Last Updated on Saturday, 15 March 2025, 20:49 by Writer
President Irfaan Ali on Saturday said Guyana has asked the United States (US) to provide proof that Cuban workers were being exploited in Guyana, amid the Trump administration’s decision to cancel the visas of foreign government workers and their immediate family members if Cubans continue to be put into forced labour.
“We also said to the US if there is any particular information or any specific issue that they wish for us to address, we are more than willing to work with them because, as you know, the US is a very important partner also for Guyana and we work closely together on many issues,” he told reporters.
The US has given Guyana its unflinching support for its sovereignty and territorial integrity in line with the 1899 award of the land boundary with Venezuela. The largest foreign investor in Guyana is the American supermajor, ExxonMobil. The two countries also work closely in the fight against narco-trafficking.
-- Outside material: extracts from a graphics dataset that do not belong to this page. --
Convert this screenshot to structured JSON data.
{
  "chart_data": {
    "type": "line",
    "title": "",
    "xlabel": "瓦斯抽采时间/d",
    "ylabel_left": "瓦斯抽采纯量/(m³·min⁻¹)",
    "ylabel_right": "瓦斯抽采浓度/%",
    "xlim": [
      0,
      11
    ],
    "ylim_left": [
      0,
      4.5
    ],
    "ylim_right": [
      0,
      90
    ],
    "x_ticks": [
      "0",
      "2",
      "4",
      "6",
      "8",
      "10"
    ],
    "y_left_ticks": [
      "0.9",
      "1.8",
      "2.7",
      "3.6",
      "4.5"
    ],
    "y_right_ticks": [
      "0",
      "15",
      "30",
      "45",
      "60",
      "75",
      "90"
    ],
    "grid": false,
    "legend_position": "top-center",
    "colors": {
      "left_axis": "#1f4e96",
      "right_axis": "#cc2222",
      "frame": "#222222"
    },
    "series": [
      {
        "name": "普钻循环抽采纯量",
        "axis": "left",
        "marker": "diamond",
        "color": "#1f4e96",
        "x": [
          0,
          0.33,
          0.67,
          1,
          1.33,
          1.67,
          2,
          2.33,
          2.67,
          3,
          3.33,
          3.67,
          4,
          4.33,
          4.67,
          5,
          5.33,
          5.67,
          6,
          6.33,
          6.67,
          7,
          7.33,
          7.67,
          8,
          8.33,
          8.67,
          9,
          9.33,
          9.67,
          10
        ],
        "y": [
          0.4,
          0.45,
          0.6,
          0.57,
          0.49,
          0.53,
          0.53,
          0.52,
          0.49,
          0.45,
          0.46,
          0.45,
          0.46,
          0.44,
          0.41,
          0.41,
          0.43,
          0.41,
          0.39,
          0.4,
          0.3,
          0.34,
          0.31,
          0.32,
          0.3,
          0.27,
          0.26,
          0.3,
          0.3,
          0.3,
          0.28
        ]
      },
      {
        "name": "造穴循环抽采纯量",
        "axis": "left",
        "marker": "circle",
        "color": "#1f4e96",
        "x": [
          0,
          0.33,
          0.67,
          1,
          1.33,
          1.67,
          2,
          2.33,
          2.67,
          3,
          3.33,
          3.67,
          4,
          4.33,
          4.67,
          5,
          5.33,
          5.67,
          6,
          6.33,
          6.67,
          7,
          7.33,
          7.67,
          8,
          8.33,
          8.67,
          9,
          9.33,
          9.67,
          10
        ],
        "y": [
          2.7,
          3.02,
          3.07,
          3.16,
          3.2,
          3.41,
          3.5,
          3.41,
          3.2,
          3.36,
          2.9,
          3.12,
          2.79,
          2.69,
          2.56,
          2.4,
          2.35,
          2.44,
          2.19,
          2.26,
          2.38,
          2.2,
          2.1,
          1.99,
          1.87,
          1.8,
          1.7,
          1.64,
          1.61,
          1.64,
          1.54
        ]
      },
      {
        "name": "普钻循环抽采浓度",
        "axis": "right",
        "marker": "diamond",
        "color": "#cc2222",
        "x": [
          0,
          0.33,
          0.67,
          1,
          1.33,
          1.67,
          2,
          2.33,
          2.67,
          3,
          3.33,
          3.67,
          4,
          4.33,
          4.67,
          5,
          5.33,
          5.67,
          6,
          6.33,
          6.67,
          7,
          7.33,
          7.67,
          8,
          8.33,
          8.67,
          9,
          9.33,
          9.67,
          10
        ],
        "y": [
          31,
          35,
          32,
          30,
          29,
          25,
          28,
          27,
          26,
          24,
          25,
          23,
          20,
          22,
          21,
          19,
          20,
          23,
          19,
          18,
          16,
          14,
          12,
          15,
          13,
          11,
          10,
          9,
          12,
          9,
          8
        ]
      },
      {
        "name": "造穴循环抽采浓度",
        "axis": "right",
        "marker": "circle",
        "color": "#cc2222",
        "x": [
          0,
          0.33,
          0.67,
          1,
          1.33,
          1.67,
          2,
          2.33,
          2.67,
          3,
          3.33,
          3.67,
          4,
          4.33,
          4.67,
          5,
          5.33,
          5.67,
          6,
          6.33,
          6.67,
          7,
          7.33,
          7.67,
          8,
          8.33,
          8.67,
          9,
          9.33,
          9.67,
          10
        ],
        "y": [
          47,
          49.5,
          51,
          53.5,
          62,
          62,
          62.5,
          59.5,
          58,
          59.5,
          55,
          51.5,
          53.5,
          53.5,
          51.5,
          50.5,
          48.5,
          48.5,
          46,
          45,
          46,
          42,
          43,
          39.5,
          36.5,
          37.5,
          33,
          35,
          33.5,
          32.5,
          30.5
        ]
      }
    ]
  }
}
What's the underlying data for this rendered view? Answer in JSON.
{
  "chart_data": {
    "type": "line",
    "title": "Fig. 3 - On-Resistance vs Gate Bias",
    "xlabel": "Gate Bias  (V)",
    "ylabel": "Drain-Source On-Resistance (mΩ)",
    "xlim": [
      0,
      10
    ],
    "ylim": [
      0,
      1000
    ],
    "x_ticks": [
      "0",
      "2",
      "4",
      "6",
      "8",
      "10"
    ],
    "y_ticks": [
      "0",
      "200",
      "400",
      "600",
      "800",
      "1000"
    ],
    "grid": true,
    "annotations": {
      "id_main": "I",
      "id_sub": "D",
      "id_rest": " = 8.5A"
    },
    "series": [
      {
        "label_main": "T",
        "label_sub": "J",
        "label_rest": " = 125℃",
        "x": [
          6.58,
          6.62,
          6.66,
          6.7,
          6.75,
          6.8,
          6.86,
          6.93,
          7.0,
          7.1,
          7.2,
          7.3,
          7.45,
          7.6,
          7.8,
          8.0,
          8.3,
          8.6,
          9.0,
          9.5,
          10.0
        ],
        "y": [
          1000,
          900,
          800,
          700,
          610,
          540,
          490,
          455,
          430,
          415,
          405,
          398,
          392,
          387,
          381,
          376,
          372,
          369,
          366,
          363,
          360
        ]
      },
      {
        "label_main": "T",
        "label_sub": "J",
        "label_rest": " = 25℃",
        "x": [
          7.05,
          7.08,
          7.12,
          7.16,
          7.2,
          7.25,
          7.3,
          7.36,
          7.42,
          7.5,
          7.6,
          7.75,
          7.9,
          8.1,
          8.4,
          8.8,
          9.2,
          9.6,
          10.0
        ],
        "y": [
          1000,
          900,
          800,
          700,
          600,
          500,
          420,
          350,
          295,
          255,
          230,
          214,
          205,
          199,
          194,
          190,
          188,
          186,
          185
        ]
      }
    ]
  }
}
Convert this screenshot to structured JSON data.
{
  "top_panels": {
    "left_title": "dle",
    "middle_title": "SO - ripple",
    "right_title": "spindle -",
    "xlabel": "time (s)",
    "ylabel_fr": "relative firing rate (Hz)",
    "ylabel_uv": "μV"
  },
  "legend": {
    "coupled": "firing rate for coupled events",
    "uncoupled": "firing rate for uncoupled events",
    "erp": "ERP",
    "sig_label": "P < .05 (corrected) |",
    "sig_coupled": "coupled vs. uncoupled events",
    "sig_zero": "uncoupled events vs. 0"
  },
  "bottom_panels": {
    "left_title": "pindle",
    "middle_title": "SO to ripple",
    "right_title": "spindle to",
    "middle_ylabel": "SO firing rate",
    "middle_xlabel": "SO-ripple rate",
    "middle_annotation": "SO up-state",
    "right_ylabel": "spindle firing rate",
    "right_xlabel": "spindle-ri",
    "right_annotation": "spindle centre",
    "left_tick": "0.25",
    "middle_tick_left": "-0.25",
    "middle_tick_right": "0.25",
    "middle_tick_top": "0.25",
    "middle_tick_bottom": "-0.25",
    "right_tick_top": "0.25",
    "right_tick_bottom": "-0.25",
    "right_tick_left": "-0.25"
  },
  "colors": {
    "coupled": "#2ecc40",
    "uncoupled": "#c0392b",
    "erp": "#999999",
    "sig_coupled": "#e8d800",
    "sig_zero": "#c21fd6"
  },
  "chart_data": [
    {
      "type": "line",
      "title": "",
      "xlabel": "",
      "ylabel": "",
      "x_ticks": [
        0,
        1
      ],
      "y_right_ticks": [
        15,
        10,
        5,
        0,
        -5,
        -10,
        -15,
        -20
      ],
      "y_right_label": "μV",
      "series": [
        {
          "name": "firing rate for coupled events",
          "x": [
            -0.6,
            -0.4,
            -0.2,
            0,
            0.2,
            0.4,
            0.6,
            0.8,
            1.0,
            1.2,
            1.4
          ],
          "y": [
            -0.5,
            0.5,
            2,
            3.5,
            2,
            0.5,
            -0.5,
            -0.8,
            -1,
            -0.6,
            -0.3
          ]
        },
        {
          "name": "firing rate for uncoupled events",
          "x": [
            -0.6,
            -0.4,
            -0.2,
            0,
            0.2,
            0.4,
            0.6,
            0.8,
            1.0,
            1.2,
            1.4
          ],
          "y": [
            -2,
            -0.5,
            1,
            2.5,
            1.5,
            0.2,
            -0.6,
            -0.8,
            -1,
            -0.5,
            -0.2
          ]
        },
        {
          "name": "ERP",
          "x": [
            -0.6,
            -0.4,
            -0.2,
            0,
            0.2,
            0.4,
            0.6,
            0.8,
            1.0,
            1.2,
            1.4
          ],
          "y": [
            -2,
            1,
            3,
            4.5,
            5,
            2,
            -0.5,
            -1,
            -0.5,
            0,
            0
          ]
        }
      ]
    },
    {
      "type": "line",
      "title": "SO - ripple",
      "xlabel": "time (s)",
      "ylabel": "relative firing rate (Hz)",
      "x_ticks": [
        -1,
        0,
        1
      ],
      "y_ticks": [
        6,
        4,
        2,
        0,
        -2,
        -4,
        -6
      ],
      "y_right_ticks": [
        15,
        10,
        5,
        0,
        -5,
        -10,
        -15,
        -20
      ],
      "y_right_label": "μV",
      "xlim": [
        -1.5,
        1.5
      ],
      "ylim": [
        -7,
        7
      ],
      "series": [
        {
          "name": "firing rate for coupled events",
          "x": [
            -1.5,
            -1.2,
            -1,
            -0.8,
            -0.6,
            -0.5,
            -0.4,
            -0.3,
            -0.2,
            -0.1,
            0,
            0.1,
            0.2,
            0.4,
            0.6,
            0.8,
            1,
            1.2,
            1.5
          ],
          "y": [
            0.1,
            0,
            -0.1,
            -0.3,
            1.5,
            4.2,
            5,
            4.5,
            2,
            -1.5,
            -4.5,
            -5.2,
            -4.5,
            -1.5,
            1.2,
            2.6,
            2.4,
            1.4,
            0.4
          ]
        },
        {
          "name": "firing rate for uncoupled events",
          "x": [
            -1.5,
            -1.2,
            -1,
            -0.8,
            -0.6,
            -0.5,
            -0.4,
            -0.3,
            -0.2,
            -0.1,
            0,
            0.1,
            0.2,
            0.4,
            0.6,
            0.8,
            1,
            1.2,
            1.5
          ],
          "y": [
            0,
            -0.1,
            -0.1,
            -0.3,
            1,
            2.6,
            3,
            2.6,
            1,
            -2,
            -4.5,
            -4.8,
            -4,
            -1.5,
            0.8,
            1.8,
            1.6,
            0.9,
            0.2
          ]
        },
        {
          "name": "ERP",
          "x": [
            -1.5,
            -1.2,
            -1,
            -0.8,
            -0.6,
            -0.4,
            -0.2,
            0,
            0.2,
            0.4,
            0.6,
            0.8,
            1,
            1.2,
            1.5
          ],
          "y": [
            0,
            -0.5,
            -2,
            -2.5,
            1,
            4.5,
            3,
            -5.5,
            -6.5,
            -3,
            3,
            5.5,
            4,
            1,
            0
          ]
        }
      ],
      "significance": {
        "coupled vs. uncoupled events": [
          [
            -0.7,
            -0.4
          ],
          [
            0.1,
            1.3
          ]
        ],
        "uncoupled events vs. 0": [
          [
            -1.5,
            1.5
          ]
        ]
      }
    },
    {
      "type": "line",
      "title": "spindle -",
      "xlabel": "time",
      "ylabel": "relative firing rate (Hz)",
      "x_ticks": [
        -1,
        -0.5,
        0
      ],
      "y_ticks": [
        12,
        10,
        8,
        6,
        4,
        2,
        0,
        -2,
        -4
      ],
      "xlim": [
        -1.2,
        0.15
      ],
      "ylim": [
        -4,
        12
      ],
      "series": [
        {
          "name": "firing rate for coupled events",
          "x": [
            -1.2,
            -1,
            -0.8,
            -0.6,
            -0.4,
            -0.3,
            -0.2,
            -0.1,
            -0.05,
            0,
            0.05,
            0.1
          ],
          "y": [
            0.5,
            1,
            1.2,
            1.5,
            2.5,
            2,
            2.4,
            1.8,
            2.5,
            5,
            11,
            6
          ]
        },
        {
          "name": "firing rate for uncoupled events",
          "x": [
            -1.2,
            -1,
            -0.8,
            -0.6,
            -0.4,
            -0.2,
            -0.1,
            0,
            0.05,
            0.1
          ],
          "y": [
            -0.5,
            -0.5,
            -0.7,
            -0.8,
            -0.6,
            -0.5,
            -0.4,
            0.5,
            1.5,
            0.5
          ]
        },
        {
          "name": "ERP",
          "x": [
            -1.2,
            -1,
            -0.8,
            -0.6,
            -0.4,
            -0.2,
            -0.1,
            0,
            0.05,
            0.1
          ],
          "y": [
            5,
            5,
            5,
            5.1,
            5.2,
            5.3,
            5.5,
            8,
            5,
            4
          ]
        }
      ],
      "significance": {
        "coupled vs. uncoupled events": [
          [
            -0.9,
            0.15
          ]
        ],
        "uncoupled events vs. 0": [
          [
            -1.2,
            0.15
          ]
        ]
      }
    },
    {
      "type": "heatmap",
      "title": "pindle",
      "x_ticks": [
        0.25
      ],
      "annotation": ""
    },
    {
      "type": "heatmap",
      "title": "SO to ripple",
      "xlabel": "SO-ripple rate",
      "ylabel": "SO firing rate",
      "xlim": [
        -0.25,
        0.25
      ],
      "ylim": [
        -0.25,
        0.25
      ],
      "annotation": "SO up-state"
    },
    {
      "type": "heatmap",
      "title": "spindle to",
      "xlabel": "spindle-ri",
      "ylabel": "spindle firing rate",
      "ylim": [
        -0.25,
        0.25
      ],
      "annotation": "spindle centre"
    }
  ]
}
The President also said that Guyana told the US that the labour rights of Cuban, Indian and African healthcare workers in Guyana were not being violated. “They fall under the same labour laws, the local labour laws and international labour laws to ensure that their contracts and their terms of employment are in line with international labour laws, local labour laws and standards.”
He said Guyana has shared with the US the benefits that the Cuban healthcare workers receive.
The US State Department’s 2024 Trafficking In Persons (TIP) Report on Guyana states that the Guyana government previously reported most Cuban workers in the country were medical doctors who were paid by the Cuban government while the Guyanese government provided housing and airfare. “Cuban government-affiliated medical professionals working in Guyana may have been forced to work by the Cuban government,” the report states.
The President did not say definitively whether Guyana would continue to hire Cuban healthcare workers after the existing contract expires. “I haven’t seen the contract to see when that’s up but what I can say is that whoever is working here now from the Cuban medical workers, that they fall under our local laws and international laws,” he said.
The leaders of St Vincent and the Grenadines, and Trinidad and Tobago are on record as saying that they were prepared to lose their American visas rather than give up the employment of Cuban Medical Brigade workers in their countries. Similar sentiments were echoed by the governments of Antigua and Barbuda, Barbados and Jamaica.
In its 2024 TIP Report on Cuba, the US State Department states that Cuban authorities employ workers through contracts with foreign governments and, in some countries, international organizations serve as intermediaries or provide funds for their work. However, the US says the Cuban government confiscates between 75 and 95 percent of each worker’s salary, leaving government-affiliated workers with compensation that in many places is an inadequate living wage. Officials retain a portion of each worker’s salary in Cuban bank accounts, and funds can only be paid to the workers when the mission has been successfully completed and the workers have returned to Cuba.